Can you or any of your friends answer me this.1 In a family of 10 5 of the children squinted & 5 did not & they came alternately—.2 But you must understand it is indifferent whether a squinter or a non squinter comes first. What I want to know is what are the chances against their coming alternately.3

Yours affec | Ch. Darwin | Ch. Darwin | Ch. Darwin4

P.S This case of the squinting & other such cases are real.

Footnotes

1
George Darwin was studying mathematics at Cambridge University (Alum. Cantab.).
2
A case of squinting in five of ten siblings was reported in Streatfield 1857–9, and was referred to in Sedgwick 1861, which CD cited (in relation to a different subject) in Variation 2: 328 n. However, Streatfield stated that squinting affected only the boys among ten siblings, not that alternate children squinted. CD briefly discussed squinting in Variation 2: 9, in the chapter on inheritance, but relied exclusively on evidence provided by William Bowman.
3
At the top of the letter, George calculated a 1:126 chance of squinters and non-squinters being born alternately in a family of ten, by dividing twice the square of the factorial of five by the factorial of ten. At the end of his working, he multiplied 126 by two; the reason for this is unclear.
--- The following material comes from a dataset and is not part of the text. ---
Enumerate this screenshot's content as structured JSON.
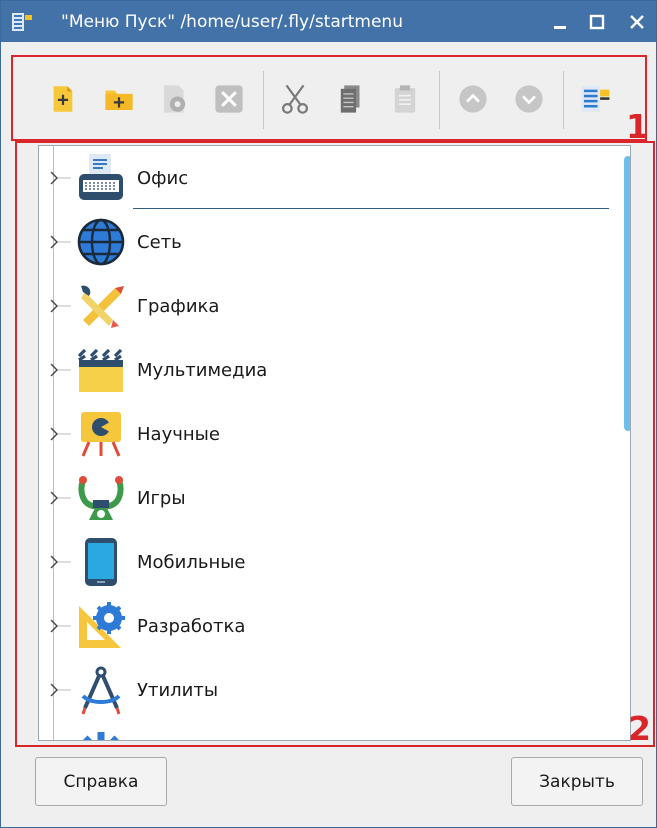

George’s reply to CD has not been found.
4
The letter is in the hand of CD’s daughter Elizabeth. The signatures are copied from CD’s own.

Letter details

Letter no.
DCP-LETT-4961
From
Darwin, C. R.
To
Darwin, G. H.
Sent from
unstated
Source of text
DAR 210.1: 1
Physical description
( ) 3pp †

Summary

Asks GHD what the chances are against squinting and non-squinting children coming alternately in a family of ten.